Em segundo lugar, um processo de profunda renovação tecnológica, envolvendo a microinformática, microeletrônica e a robotização, que agravaram a redução dos postos de trabalho em vários segmentos econômicos, especialmente na indústria.

E ainda, extremamente ligado a essa revolução tecnológica, temos o processo eliminador das antes impermeáveis barreiras do espaço e do tempo, extremando a competição capitalista no plano das diversas regiões do globo: O processo de globalização da economia. Nesse processo, os Estados Nacionais perdem a força que antes tinham, cedendo espaço para a autonomia das relações internacionais, tendo por base o livre mercado.
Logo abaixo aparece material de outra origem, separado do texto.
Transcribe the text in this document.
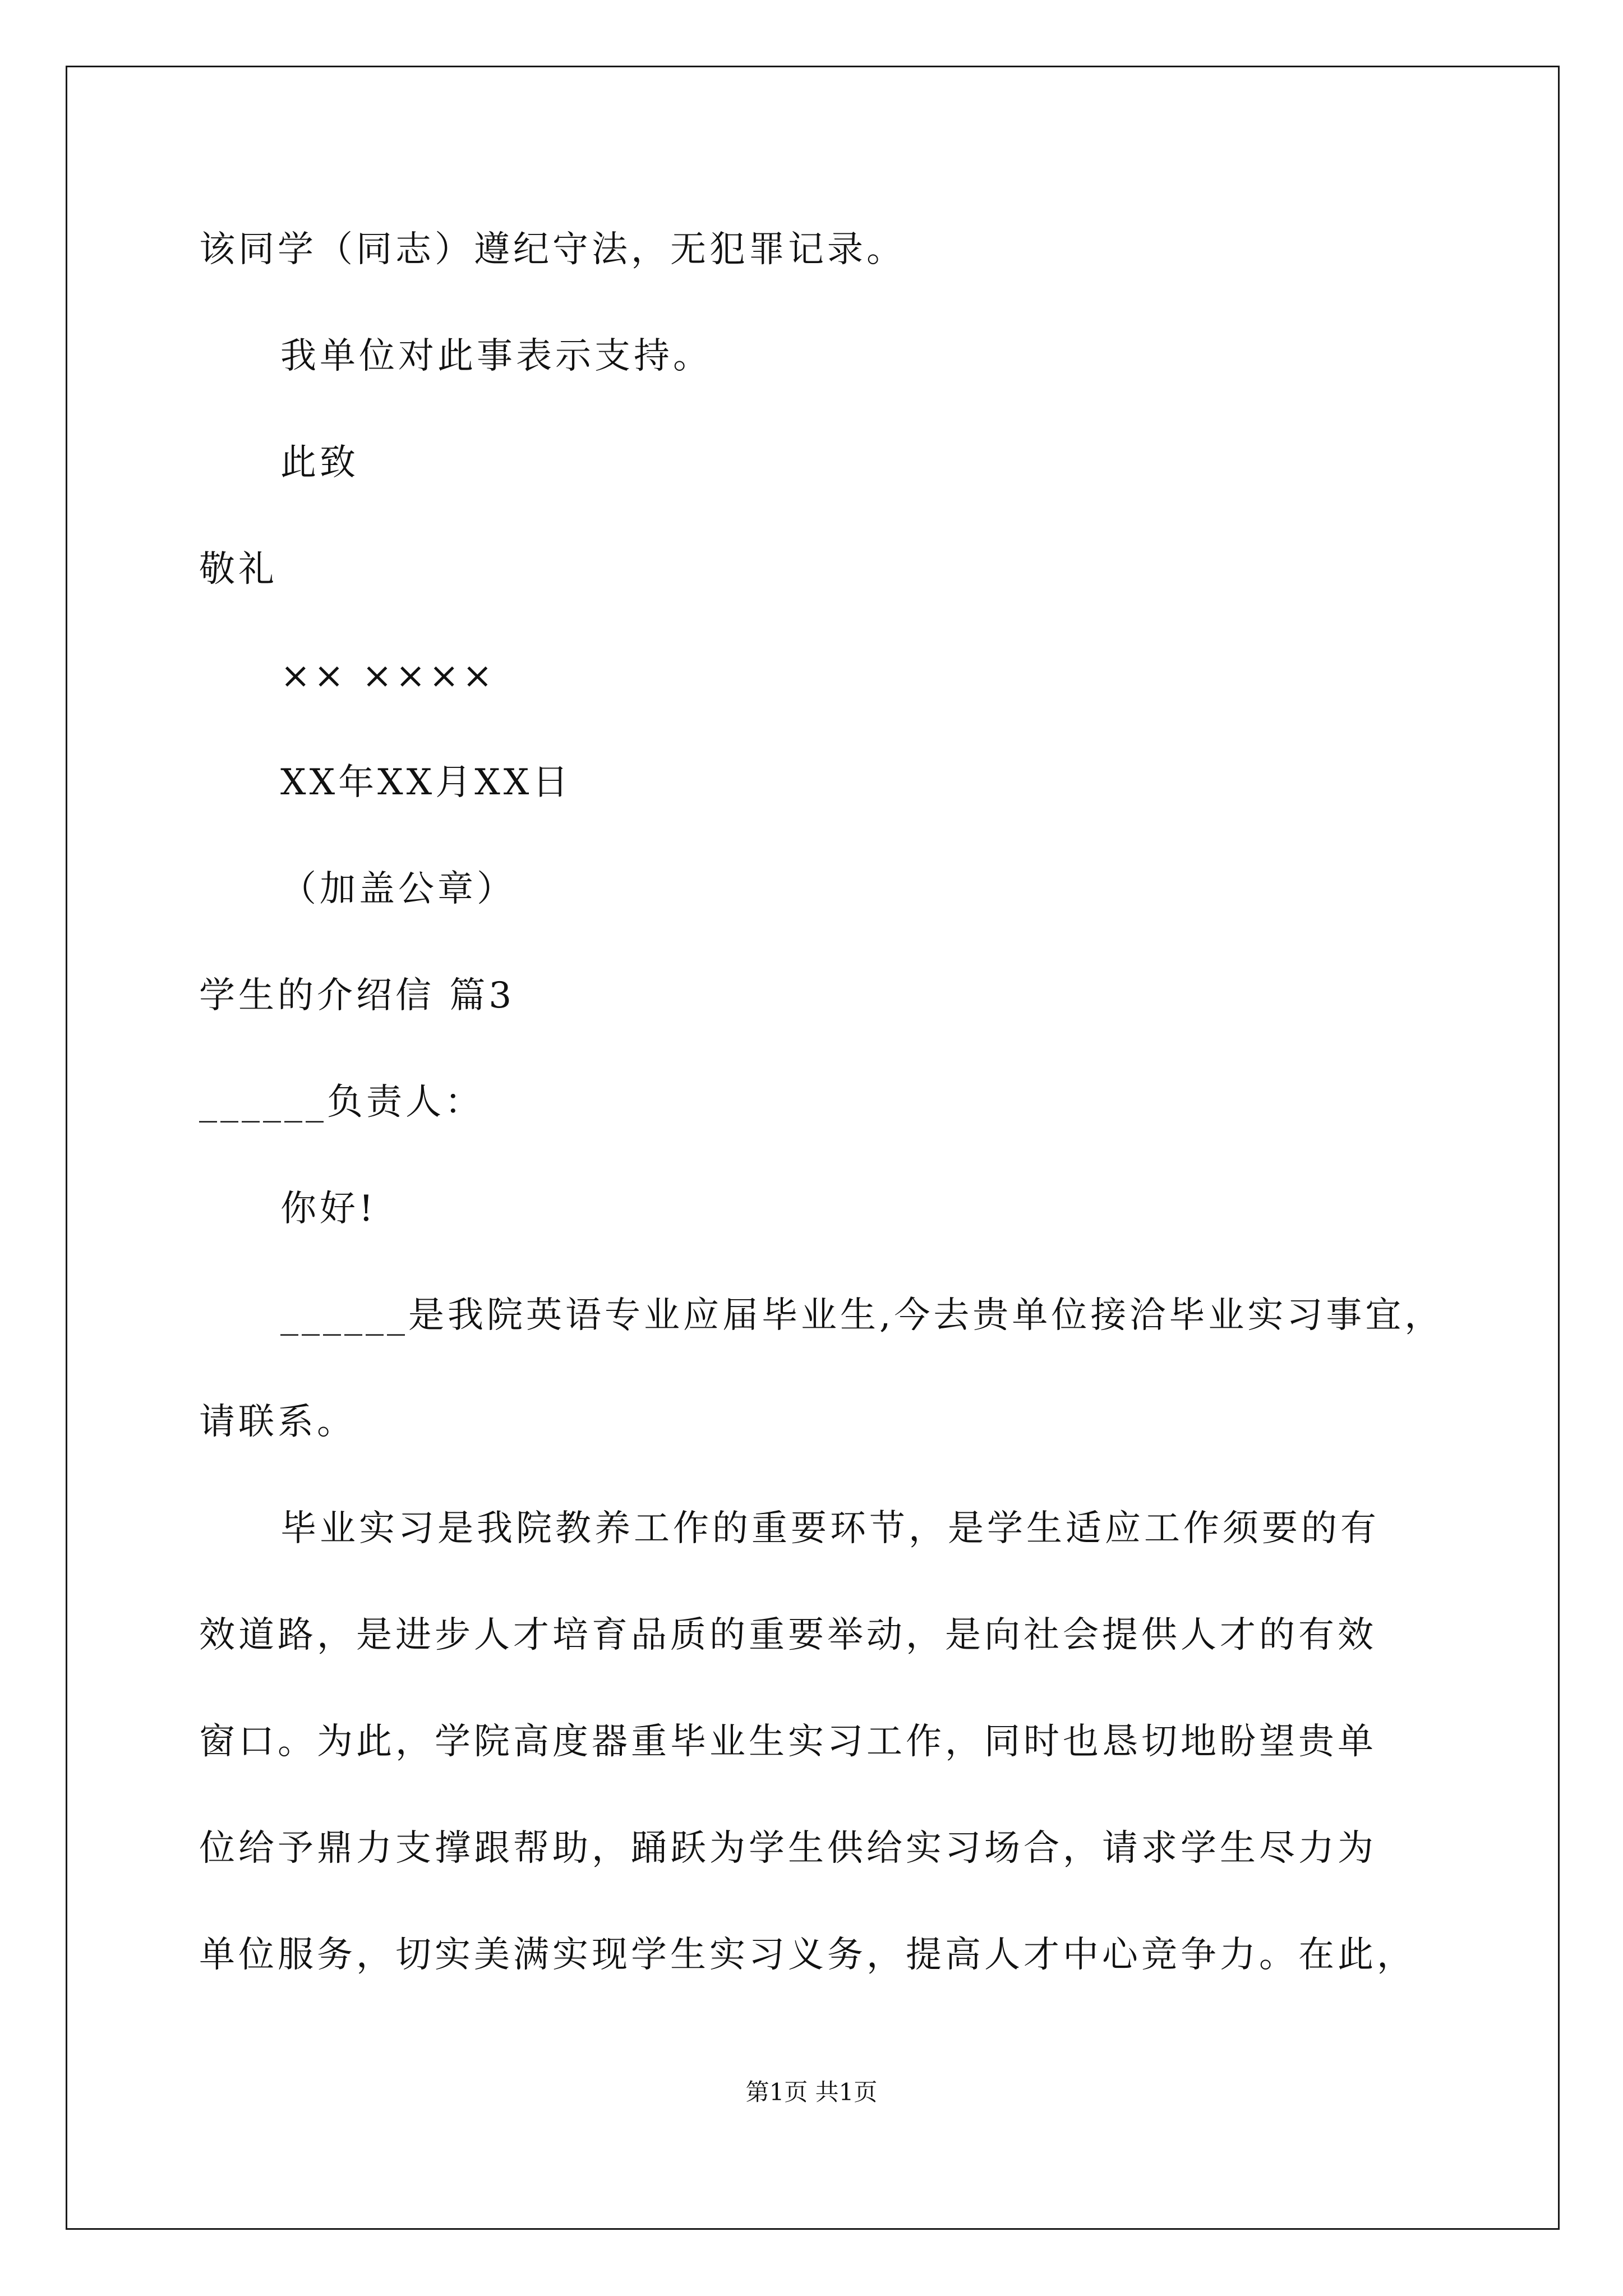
该同学（同志）遵纪守法，无犯罪记录。

我单位对此事表示支持。

此致

敬礼

×× ××××

XX年XX月XX日

（加盖公章）

学生的介绍信 篇3

______负责人：

你好!

______是我院英语专业应届毕业生,今去贵单位接洽毕业实习事宜，

请联系。

毕业实习是我院教养工作的重要环节，是学生适应工作须要的有

效道路，是进步人才培育品质的重要举动，是向社会提供人才的有效

窗口。为此，学院高度器重毕业生实习工作，同时也恳切地盼望贵单

位给予鼎力支撑跟帮助，踊跃为学生供给实习场合，请求学生尽力为

单位服务，切实美满实现学生实习义务，提高人才中心竞争力。在此，

第1页 共1页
O processo de globalização da economia vem deixando marcas profundas nos sistemas jurídicos. Vários fenômenos podem ser verificados no campo do Direito e especificamente no campo do Direito do Trabalho. O estímulo à criação de variados de variados centros de produção normativa, relativamente independentes do poder estatal, uma vez que a vontade muitas vezes, as relações jurídicas que ultrapassam as fronteiras nacionais tendem a se pautar por normas outras que não as de um ordenamento jurídico específico. Ao enfraquecimento do Direito nacional corresponde, por conseguinte, o fortalecimento da atividade de criação do Direito na esfera infra-estatal (corporações, particulares, onde se inserem as convenções e os acordos coletivos de trabalho) e no contexto transnacional (organismos internacionais e blocos econômicos). Como informa Maria Cristina Irigoyen Peduzzi ao analisar o fenômeno

“É o fenômeno do deslocamento da produção da jurisdicidade dos foros legislativos para os meios tecnocráticos. A lei, cuja legitimidade sempre se fundou na deliberação pública, admitindo portanto, o dissenso, tem cedido espaço a formas mais flexíveis, céleres e unilaterais de produção de normatividade. A produção do Direito no contexto da globalização tem sofrido, nesse passo, uma forte despolitização, priorizando-se a racionalidade econômica.” (PEDUZZI, 2003, 31)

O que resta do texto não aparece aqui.